There are 1 best solutions below

1
On

$ \def\l{\lambda} \def\o{{\tt1}} \def\BR#1{\Big[#1\Big]} \def\LR#1{\left(#1\right)} \def\op#1{\operatorname{#1}} \def\trace#1{\op{Tr}\LR{#1}} \def\frob#1{\left\| #1 \right\|_F} \def\qiq{\quad\implies\quad} \def\qif{\quad\iff\quad} \def\p{\partial} \def\grad#1#2{\frac{\p #1}{\p #2}} \def\c#1{\color{red}{#1}} \def\CLR#1{\c{\LR{#1}}} \def\fracLR#1#2{\LR{\frac{#1}{#2}}} \def\gradLR#1#2{\LR{\grad{#1}{#2}}} $The utility of the gradient $(G)$ is that it can estimate (via a $\o^{st}$ order Taylor series) the change in the function $(f)$ which results from a small change $(dA)$ in the matrix argument $(A)$ $$\eqalign{ f\LR{A+dA} &= f\LR{A} \;&+\; \trace{G^TdA} \\ \trace{A+dA} &= \trace{A} \;&+\; \trace{dA} \\ }$$ where the last line sets $f\LR{A}=\trace{A}\,$ and $\,G=I,\:$ i.e. your particular function.

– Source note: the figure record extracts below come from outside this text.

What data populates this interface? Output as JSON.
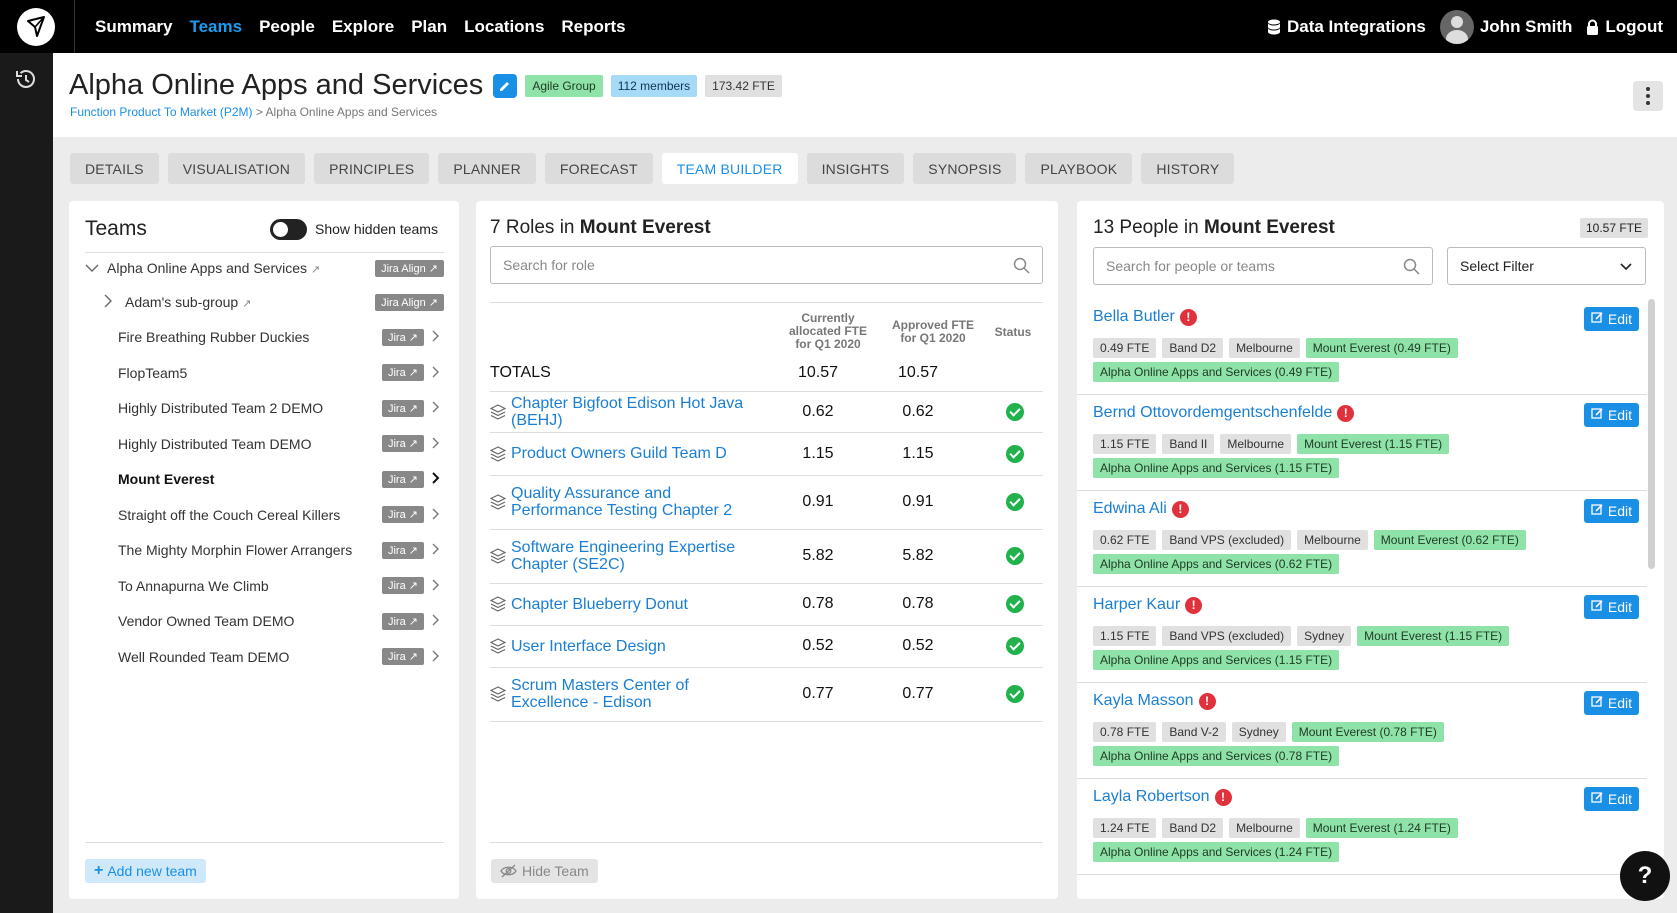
{
  "nav": {
    "items": [
      "Summary",
      "Teams",
      "People",
      "Explore",
      "Plan",
      "Locations",
      "Reports"
    ],
    "active": "Teams",
    "data_integrations": "Data Integrations",
    "user": "John Smith",
    "logout": "Logout"
  },
  "header": {
    "title": "Alpha Online Apps and Services",
    "badges": {
      "group": "Agile Group",
      "members": "112 members",
      "fte": "173.42 FTE"
    },
    "breadcrumb": {
      "parent": "Function Product To Market (P2M)",
      "separator": ">",
      "current": "Alpha Online Apps and Services"
    }
  },
  "tabs": [
    "DETAILS",
    "VISUALISATION",
    "PRINCIPLES",
    "PLANNER",
    "FORECAST",
    "TEAM BUILDER",
    "INSIGHTS",
    "SYNOPSIS",
    "PLAYBOOK",
    "HISTORY"
  ],
  "active_tab": "TEAM BUILDER",
  "teams": {
    "title": "Teams",
    "toggle_label": "Show hidden teams",
    "toggle_on": false,
    "root": {
      "name": "Alpha Online Apps and Services",
      "tag": "Jira Align"
    },
    "subgroup": {
      "name": "Adam's sub-group",
      "tag": "Jira Align"
    },
    "items": [
      {
        "name": "Fire Breathing Rubber Duckies",
        "tag": "Jira"
      },
      {
        "name": "FlopTeam5",
        "tag": "Jira"
      },
      {
        "name": "Highly Distributed Team 2 DEMO",
        "tag": "Jira"
      },
      {
        "name": "Highly Distributed Team DEMO",
        "tag": "Jira"
      },
      {
        "name": "Mount Everest",
        "tag": "Jira"
      },
      {
        "name": "Straight off the Couch Cereal Killers",
        "tag": "Jira"
      },
      {
        "name": "The Mighty Morphin Flower Arrangers",
        "tag": "Jira"
      },
      {
        "name": "To Annapurna We Climb",
        "tag": "Jira"
      },
      {
        "name": "Vendor Owned Team DEMO",
        "tag": "Jira"
      },
      {
        "name": "Well Rounded Team DEMO",
        "tag": "Jira"
      }
    ],
    "selected": "Mount Everest",
    "add_button": "Add new team"
  },
  "roles": {
    "title_prefix": "7 Roles in",
    "title_team": "Mount Everest",
    "search_placeholder": "Search for role",
    "col_current": "Currently allocated FTE for Q1 2020",
    "col_approved": "Approved FTE for Q1 2020",
    "col_status": "Status",
    "totals_label": "TOTALS",
    "totals_current": "10.57",
    "totals_approved": "10.57",
    "rows": [
      {
        "name": "Chapter Bigfoot Edison Hot Java (BEHJ)",
        "current": "0.62",
        "approved": "0.62"
      },
      {
        "name": "Product Owners Guild Team D",
        "current": "1.15",
        "approved": "1.15"
      },
      {
        "name": "Quality Assurance and Performance Testing Chapter 2",
        "current": "0.91",
        "approved": "0.91"
      },
      {
        "name": "Software Engineering Expertise Chapter (SE2C)",
        "current": "5.82",
        "approved": "5.82"
      },
      {
        "name": "Chapter Blueberry Donut",
        "current": "0.78",
        "approved": "0.78"
      },
      {
        "name": "User Interface Design",
        "current": "0.52",
        "approved": "0.52"
      },
      {
        "name": "Scrum Masters Center of Excellence - Edison",
        "current": "0.77",
        "approved": "0.77"
      }
    ],
    "hide_button": "Hide Team"
  },
  "people": {
    "title_prefix": "13 People in",
    "title_team": "Mount Everest",
    "fte": "10.57 FTE",
    "search_placeholder": "Search for people or teams",
    "filter_label": "Select Filter",
    "edit_label": "Edit",
    "warn_glyph": "!",
    "list": [
      {
        "name": "Bella Butler",
        "fte": "0.49 FTE",
        "band": "Band D2",
        "location": "Melbourne",
        "team": "Mount Everest (0.49 FTE)",
        "group": "Alpha Online Apps and Services (0.49 FTE)"
      },
      {
        "name": "Bernd Ottovordemgentschenfelde",
        "fte": "1.15 FTE",
        "band": "Band II",
        "location": "Melbourne",
        "team": "Mount Everest (1.15 FTE)",
        "group": "Alpha Online Apps and Services (1.15 FTE)"
      },
      {
        "name": "Edwina Ali",
        "fte": "0.62 FTE",
        "band": "Band VPS (excluded)",
        "location": "Melbourne",
        "team": "Mount Everest (0.62 FTE)",
        "group": "Alpha Online Apps and Services (0.62 FTE)"
      },
      {
        "name": "Harper Kaur",
        "fte": "1.15 FTE",
        "band": "Band VPS (excluded)",
        "location": "Sydney",
        "team": "Mount Everest (1.15 FTE)",
        "group": "Alpha Online Apps and Services (1.15 FTE)"
      },
      {
        "name": "Kayla Masson",
        "fte": "0.78 FTE",
        "band": "Band V-2",
        "location": "Sydney",
        "team": "Mount Everest (0.78 FTE)",
        "group": "Alpha Online Apps and Services (0.78 FTE)"
      },
      {
        "name": "Layla Robertson",
        "fte": "1.24 FTE",
        "band": "Band D2",
        "location": "Melbourne",
        "team": "Mount Everest (1.24 FTE)",
        "group": "Alpha Online Apps and Services (1.24 FTE)"
      }
    ]
  },
  "help": "?"
}
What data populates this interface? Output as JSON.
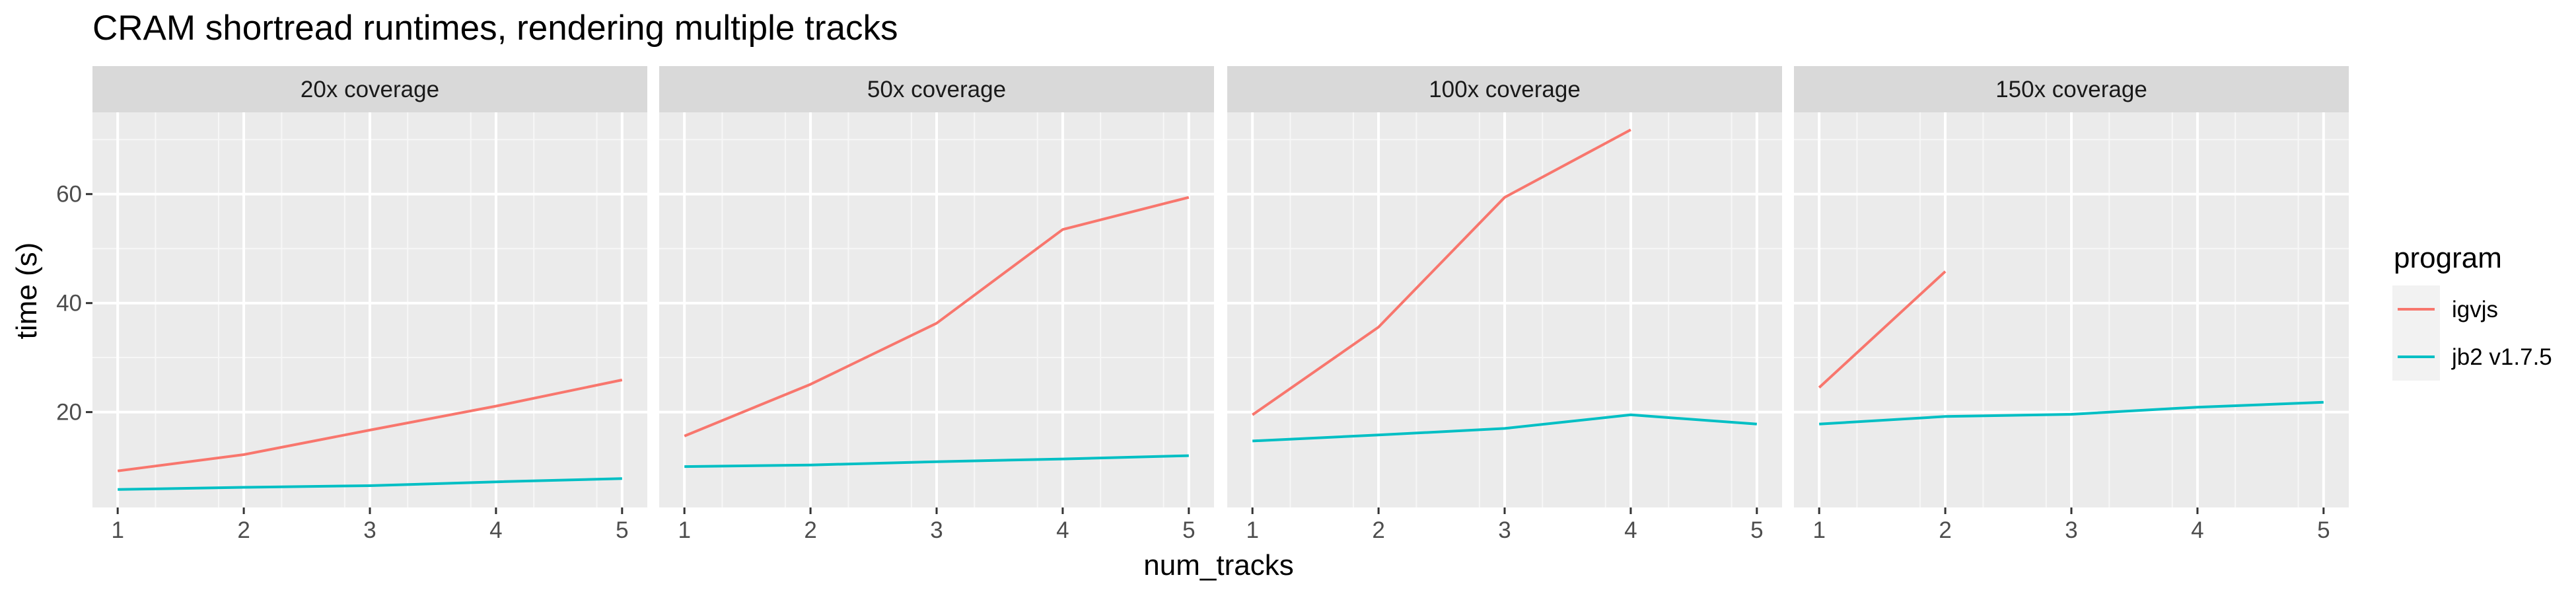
{
  "chart_data": {
    "type": "line",
    "title": "CRAM shortread runtimes, rendering multiple tracks",
    "xlabel": "num_tracks",
    "ylabel": "time (s)",
    "x_ticks": [
      1,
      2,
      3,
      4,
      5
    ],
    "y_ticks": [
      20,
      40,
      60
    ],
    "xlim": [
      0.8,
      5.2
    ],
    "ylim": [
      2.5,
      75
    ],
    "grid": true,
    "legend": {
      "title": "program",
      "position": "right",
      "entries": [
        {
          "name": "igvjs",
          "color": "#F8766D"
        },
        {
          "name": "jb2 v1.7.5",
          "color": "#00BFC4"
        }
      ]
    },
    "panels": [
      {
        "label": "20x coverage",
        "series": [
          {
            "name": "igvjs",
            "x": [
              1,
              2,
              3,
              4,
              5
            ],
            "values": [
              9.2,
              12.2,
              16.7,
              21.1,
              25.9
            ]
          },
          {
            "name": "jb2 v1.7.5",
            "x": [
              1,
              2,
              3,
              4,
              5
            ],
            "values": [
              5.8,
              6.2,
              6.5,
              7.2,
              7.8
            ]
          }
        ]
      },
      {
        "label": "50x coverage",
        "series": [
          {
            "name": "igvjs",
            "x": [
              1,
              2,
              3,
              4,
              5
            ],
            "values": [
              15.6,
              25.1,
              36.3,
              53.5,
              59.4
            ]
          },
          {
            "name": "jb2 v1.7.5",
            "x": [
              1,
              2,
              3,
              4,
              5
            ],
            "values": [
              10.0,
              10.3,
              10.9,
              11.4,
              12.0
            ]
          }
        ]
      },
      {
        "label": "100x coverage",
        "series": [
          {
            "name": "igvjs",
            "x": [
              1,
              2,
              3,
              4
            ],
            "values": [
              19.5,
              35.6,
              59.4,
              71.8
            ]
          },
          {
            "name": "jb2 v1.7.5",
            "x": [
              1,
              2,
              3,
              4,
              5
            ],
            "values": [
              14.7,
              15.8,
              17.0,
              19.5,
              17.8
            ]
          }
        ]
      },
      {
        "label": "150x coverage",
        "series": [
          {
            "name": "igvjs",
            "x": [
              1,
              2
            ],
            "values": [
              24.5,
              45.8
            ]
          },
          {
            "name": "jb2 v1.7.5",
            "x": [
              1,
              2,
              3,
              4,
              5
            ],
            "values": [
              17.8,
              19.2,
              19.6,
              20.9,
              21.8
            ]
          }
        ]
      }
    ]
  }
}
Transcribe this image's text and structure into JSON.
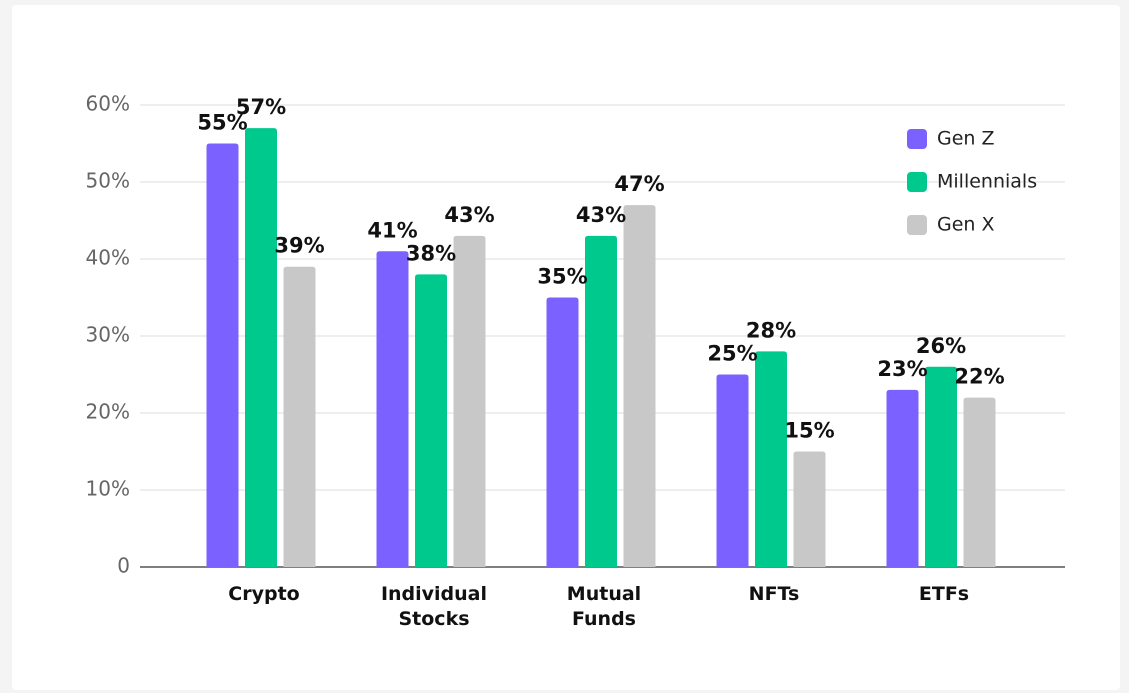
{
  "chart_data": {
    "type": "bar",
    "categories": [
      "Crypto",
      "Individual Stocks",
      "Mutual Funds",
      "NFTs",
      "ETFs"
    ],
    "series": [
      {
        "name": "Gen Z",
        "color": "#7b61ff",
        "values": [
          55,
          41,
          35,
          25,
          23
        ],
        "value_labels": [
          "55%",
          "41%",
          "35%",
          "25%",
          "23%"
        ]
      },
      {
        "name": "Millennials",
        "color": "#00c98d",
        "values": [
          57,
          38,
          43,
          28,
          26
        ],
        "value_labels": [
          "57%",
          "38%",
          "43%",
          "28%",
          "26%"
        ]
      },
      {
        "name": "Gen X",
        "color": "#c8c8c8",
        "values": [
          39,
          43,
          47,
          15,
          22
        ],
        "value_labels": [
          "39%",
          "43%",
          "47%",
          "15%",
          "22%"
        ]
      }
    ],
    "ylim": [
      0,
      60
    ],
    "yticks": [
      0,
      {
        "value": 10,
        "label": "10%"
      },
      {
        "value": 20,
        "label": "20%"
      },
      {
        "value": 30,
        "label": "30%"
      },
      {
        "value": 40,
        "label": "40%"
      },
      {
        "value": 50,
        "label": "50%"
      },
      {
        "value": 60,
        "label": "60%"
      }
    ],
    "grid": true,
    "legend": "top-right"
  }
}
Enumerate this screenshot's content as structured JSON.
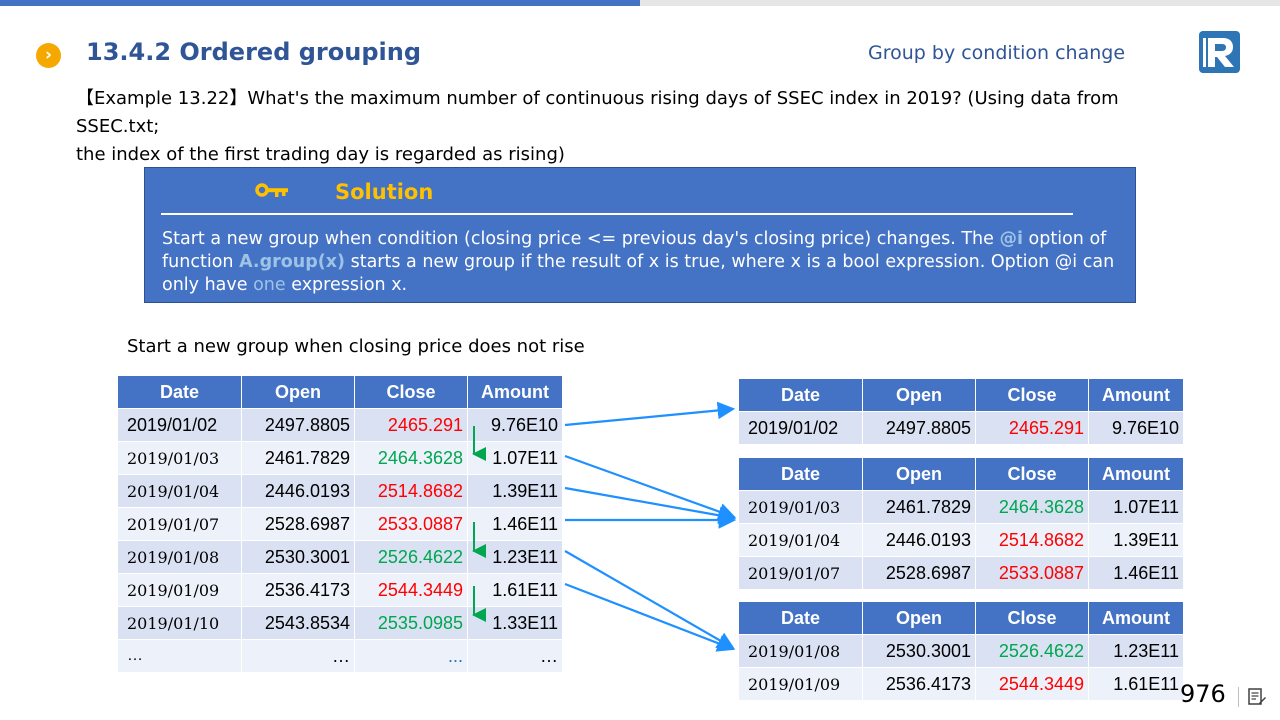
{
  "header": {
    "title": "13.4.2 Ordered grouping",
    "subtitle": "Group by condition change"
  },
  "example": {
    "line1": "【Example 13.22】What's the maximum number of continuous rising days of SSEC index in 2019? (Using data from SSEC.txt;",
    "line2": "the index of the first trading day is regarded as rising)"
  },
  "solution": {
    "title": "Solution",
    "part1": "Start a new group when condition (closing price <= previous day's closing price) changes. The ",
    "opt_i": "@i",
    "part2": " option of function ",
    "func": "A.group(x)",
    "part3": " starts a new group if the result of x is true, where x is a bool expression. Option @i can only have ",
    "one": "one",
    "part4": " expression x."
  },
  "caption": "Start a new group when closing price does not rise",
  "columns": [
    "Date",
    "Open",
    "Close",
    "Amount"
  ],
  "source_rows": [
    {
      "date": "2019/01/02",
      "open": "2497.8805",
      "close": "2465.291",
      "amount": "9.76E10",
      "close_color": "red"
    },
    {
      "date": "2019/01/03",
      "open": "2461.7829",
      "close": "2464.3628",
      "amount": "1.07E11",
      "close_color": "green"
    },
    {
      "date": "2019/01/04",
      "open": "2446.0193",
      "close": "2514.8682",
      "amount": "1.39E11",
      "close_color": "red"
    },
    {
      "date": "2019/01/07",
      "open": "2528.6987",
      "close": "2533.0887",
      "amount": "1.46E11",
      "close_color": "red"
    },
    {
      "date": "2019/01/08",
      "open": "2530.3001",
      "close": "2526.4622",
      "amount": "1.23E11",
      "close_color": "green"
    },
    {
      "date": "2019/01/09",
      "open": "2536.4173",
      "close": "2544.3449",
      "amount": "1.61E11",
      "close_color": "red"
    },
    {
      "date": "2019/01/10",
      "open": "2543.8534",
      "close": "2535.0985",
      "amount": "1.33E11",
      "close_color": "green"
    }
  ],
  "ellipsis": "…",
  "ellipsis_blue": "...",
  "groups": [
    [
      {
        "date": "2019/01/02",
        "open": "2497.8805",
        "close": "2465.291",
        "amount": "9.76E10",
        "close_color": "red"
      }
    ],
    [
      {
        "date": "2019/01/03",
        "open": "2461.7829",
        "close": "2464.3628",
        "amount": "1.07E11",
        "close_color": "green"
      },
      {
        "date": "2019/01/04",
        "open": "2446.0193",
        "close": "2514.8682",
        "amount": "1.39E11",
        "close_color": "red"
      },
      {
        "date": "2019/01/07",
        "open": "2528.6987",
        "close": "2533.0887",
        "amount": "1.46E11",
        "close_color": "red"
      }
    ],
    [
      {
        "date": "2019/01/08",
        "open": "2530.3001",
        "close": "2526.4622",
        "amount": "1.23E11",
        "close_color": "green"
      },
      {
        "date": "2019/01/09",
        "open": "2536.4173",
        "close": "2544.3449",
        "amount": "1.61E11",
        "close_color": "red"
      }
    ]
  ],
  "page_number": "976",
  "colors": {
    "accent": "#4472c4",
    "title": "#2f5597",
    "solution_title": "#ffc000",
    "rise": "#ff0000",
    "fall": "#00a650",
    "arrow": "#1e90ff"
  }
}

If both $A$ and $dA$ are skew symmetric, then all of the terms in the Taylor series are zero $$\eqalign{ \trace{A} = \trace{dA} = 0 \qiq \trace{A+dA} = 0 \\ }$$ However, suppose you decide to explore a matrix direction $(dA)$ that is not skew symmetric. Amazingly, the Taylor series will still give you the correct estimate for this situation $$\eqalign{ \trace{A+dA} &= \trace{dA} \\ }$$ What if $dA$ is skew symmetric but $A$ isn't? Guess what, the Taylor series remains valid $$\eqalign{ \trace{A+dA} &= \trace{A} \\ }$$ And if neither $A$ nor $dA$ are skew symmetric, the Taylor series continues to work its magic $$\eqalign{ \trace{A+dA} &= \trace{A} \;+\; \trace{dA} \\ \\ }$$


Please note, I'm not poking fun at your question. In fact, I think it's a very important question. I'm just trying to emphasize that (as you suspected) the gradient $(G=I)\,$ doesn't depend on the symmetric properties of $A$.